Eski çağda Smirna diye tanınan kentin bugünkü adı İzmir'dir. Smirna adı mür demektir. Mür ise acı çekmenin simgesidir. Hititlerden sonra M.Ö. yaklaşık 1000 yılında Yunanistan'dan göç edenler İzmir ile Karşıyaka arasındaki yolun yanındaki Bayraklı semtinde bir kent kurdular. Bu kent M.Ö. 7. yüzyılda Lidyalılar tarafından yağma edilip yıkıldı. Yüzyıllarca harabe kaldı. M.Ö. 3. yüzyılda Büyük İskender kentin bugün Kadifekale diye tanınan Pagus dağında yeniden kurulmasını buyurdu. M.Ö. 27 yılında Roma İmparatorluğu'nun yönetimi altına geçti. Asya eyaletine katıldı. Roma İmparatorluğu'nun Asya eyaletinin en önemli kenti, bugün Selçuk ilçesine yakın görkemli Efes harabeleridir. M.Ö. 133 yılında Bergama kralı 3. Attalus krallığını ve ondan bir parça olan Efesos kentini Roma İmparatorluğu'na bağışladı. Bergama Asya eyaletinin başkenti olarak kaldıysa da, Asya'dan gelen kervan yolunun başında bulunması ve önemli bir liman olması nedeniyle en önemli merkez Efesos'tu. Oysa körfez içinde bulunan elverişli limanı ve her yanla geniş ulaşım olanaklarıyla olan Smirna Efesos'tan daha çok önem kazanmaya başladı. Bugünkü İzmir aynı nedenlerle bu önemi korumaktadır.
Sevinç Getirici Haber'in İzmir'e ulaşması Efesos'tan olduğu sanılır.

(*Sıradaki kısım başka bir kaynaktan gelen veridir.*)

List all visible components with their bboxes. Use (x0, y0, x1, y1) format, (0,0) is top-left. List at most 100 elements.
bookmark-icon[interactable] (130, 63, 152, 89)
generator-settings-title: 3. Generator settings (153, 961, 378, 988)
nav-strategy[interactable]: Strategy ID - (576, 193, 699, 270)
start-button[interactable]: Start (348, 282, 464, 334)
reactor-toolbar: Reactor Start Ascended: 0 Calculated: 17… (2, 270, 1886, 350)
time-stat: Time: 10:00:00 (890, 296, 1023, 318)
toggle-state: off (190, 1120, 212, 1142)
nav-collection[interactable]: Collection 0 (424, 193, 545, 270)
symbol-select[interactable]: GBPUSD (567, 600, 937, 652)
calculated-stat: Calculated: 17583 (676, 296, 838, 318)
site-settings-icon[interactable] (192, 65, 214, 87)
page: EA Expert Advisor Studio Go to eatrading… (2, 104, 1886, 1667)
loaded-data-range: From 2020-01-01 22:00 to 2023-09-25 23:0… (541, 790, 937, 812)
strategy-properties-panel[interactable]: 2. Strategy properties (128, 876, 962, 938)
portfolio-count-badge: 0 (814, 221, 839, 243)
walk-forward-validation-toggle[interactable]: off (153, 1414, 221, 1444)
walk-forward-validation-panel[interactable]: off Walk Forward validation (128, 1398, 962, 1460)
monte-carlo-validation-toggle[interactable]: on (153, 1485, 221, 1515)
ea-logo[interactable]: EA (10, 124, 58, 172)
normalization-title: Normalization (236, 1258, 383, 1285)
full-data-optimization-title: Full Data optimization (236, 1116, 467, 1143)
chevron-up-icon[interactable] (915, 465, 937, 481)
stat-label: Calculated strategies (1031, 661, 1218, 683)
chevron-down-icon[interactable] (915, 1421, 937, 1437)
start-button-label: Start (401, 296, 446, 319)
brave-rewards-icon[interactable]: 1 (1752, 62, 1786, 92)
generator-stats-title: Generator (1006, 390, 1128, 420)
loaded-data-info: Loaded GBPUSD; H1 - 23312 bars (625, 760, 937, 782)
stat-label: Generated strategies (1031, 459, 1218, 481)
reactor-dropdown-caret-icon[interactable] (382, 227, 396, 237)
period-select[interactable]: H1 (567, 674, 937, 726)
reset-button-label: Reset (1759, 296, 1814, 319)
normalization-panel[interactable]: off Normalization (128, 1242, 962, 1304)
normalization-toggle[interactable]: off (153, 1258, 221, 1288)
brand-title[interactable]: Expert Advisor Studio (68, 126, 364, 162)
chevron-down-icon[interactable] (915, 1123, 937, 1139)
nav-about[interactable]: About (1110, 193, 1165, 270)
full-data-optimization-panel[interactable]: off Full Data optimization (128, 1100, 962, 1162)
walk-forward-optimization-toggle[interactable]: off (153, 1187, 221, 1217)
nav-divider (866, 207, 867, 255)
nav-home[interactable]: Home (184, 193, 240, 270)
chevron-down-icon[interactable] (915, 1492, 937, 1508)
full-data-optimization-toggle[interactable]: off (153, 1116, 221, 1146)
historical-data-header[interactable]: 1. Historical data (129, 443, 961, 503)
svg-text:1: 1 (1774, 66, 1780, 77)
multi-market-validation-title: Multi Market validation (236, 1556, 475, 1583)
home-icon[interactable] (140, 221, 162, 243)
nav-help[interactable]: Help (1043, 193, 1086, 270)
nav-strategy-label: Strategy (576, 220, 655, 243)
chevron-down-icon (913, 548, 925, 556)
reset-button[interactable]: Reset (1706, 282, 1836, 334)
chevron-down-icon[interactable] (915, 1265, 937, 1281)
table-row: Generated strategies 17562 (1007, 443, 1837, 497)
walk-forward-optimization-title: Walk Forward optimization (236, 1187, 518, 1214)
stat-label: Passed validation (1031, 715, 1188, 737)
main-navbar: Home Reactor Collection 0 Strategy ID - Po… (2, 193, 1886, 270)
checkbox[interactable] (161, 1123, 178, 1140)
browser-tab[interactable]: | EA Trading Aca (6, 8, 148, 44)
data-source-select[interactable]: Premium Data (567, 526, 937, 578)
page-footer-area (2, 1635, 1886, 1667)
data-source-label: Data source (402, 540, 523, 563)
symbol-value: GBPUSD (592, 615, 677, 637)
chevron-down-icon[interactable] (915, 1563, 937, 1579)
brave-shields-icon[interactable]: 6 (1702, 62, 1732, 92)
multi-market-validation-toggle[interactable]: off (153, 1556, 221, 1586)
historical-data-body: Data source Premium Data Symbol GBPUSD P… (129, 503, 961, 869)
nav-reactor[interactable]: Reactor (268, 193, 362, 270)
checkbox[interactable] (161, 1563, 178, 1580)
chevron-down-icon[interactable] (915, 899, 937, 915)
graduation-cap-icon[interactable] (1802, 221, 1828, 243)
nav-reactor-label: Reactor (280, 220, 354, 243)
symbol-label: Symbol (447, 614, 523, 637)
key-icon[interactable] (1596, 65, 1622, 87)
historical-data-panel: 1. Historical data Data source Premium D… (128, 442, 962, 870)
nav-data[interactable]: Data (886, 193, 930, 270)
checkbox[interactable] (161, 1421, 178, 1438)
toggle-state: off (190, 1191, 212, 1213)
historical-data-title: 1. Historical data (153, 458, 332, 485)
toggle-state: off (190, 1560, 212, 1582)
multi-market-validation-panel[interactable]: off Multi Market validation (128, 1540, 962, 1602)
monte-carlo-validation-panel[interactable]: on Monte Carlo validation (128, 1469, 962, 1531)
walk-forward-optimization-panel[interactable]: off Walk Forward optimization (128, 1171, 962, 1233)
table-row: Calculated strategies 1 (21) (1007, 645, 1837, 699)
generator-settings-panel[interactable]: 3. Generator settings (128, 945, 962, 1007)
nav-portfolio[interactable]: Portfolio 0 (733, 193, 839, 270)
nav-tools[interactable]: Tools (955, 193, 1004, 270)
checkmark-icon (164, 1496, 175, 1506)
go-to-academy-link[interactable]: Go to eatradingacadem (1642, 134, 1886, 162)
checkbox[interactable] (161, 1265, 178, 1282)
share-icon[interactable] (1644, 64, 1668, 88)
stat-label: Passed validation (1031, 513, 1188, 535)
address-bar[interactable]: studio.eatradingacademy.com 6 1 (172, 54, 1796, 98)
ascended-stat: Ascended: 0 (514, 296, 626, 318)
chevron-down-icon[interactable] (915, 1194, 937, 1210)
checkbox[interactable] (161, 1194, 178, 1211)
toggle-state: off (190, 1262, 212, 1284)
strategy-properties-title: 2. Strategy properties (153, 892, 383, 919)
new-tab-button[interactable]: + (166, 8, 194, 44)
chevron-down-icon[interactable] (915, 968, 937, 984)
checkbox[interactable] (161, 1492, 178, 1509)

Priskila ve Akila ile Korintos'tan açılan ve Suriye'ye gitmeye tasarlayan Pavlus'un bindiği gemi Efesos'a uğradı. Pavlus arkadaşlarından ayrılıp "sinagoga gitti, Yahudiler'le tartıştı. Onlar daha uzun süre kalmasını istedilerse de kendisi bunu uygun görmedi" (Res.İş. 18:,18-22). Pavlus yokken Priskila ile Akila Apollos'a "Tanrı'nın yolunu tüm inceliğiyle" açıkladıktan sonra onu Korintos'a yolladılar (18,23-28). Pavlus "iç Anadolu'yu dolaşarak Efesos'a geldi" (19,1). Orada on iki öğrencinin üzerine Kutsal Ruh geldikten sonra Pavlus üç ay sinagogta Yahudiler'le tartıştı. Ve daha sonra iki yıl Tiranos'un toplantı salonunda bu işi sürdürdü. Bu sürede "Tanrı Pavlus'un eliyle görülmemiş güçlü işler yaptı" (19,1-12). Bu dönemde Rab İsa'nın hem kötü ruhlarla büyücülük hem de merkezi Efesos'ta olan yalancı tanrıça Artemis üzerindeki yengisi açıkça gösterildi (19,13-41).
Buradan da Sevinç Getirici Haber Ege'nin başka kentlerine ulaştı. Öyle ki, Luka şunu yazabildi: "Sonunda Asya'da yaşayan herkes-Yahudi olsun, Yunanlı olsun-Tanrı Sözü'nü duydu" (19,10). Bu kentlerin arasında İzmir'in bulunduğundan kuşku yoktur.
Adı Kutsal Kitap'ta yükselmiş Rab İsa'nın Yuhanna aracılığıyla o kentteki inanlılar topluluğuna yönelttiği mektup nedeniyle geçer: "İzmir'deki kilise topluluğunun meleğine yaz. İlk ve Son Olan, ölüp dirilen şu sözleri bildiriyor: Çektiğin acıyı ve yoksulluğu biliyorum.. Çekeceğin işkencelerden korkma. Bak, denenesiniz diye şeytan aranızdan bazılarını cezaevine atacak. On gün süreyle acı çekeceksiniz. Ölüme dek güvenilir ol, sana yaşam tacını vereceğim" (Vahiy 2:8-11). İkinci yüzyılda Polikarp adlı kilise önderi İsa Mesih'i inkar ettirmeye çalıştılar. Onun kesin yanıtı şuydu: "Seksen altı yıl kendisine hizmet ettim ve O bana hiçbir kötülük yapmamıştır; beni kurtaran Kralım hakkında nasıl kötü konuşabilirim?" Polikarp ölüme dek güvenilir kaldı. Canını Rab İsa uğruna verdi ve Kadifekale'de bilmediğimiz bir yerde gömüldü. Bugün acı çeken inanlılar toplulukları için yüreklendirici bir örnek!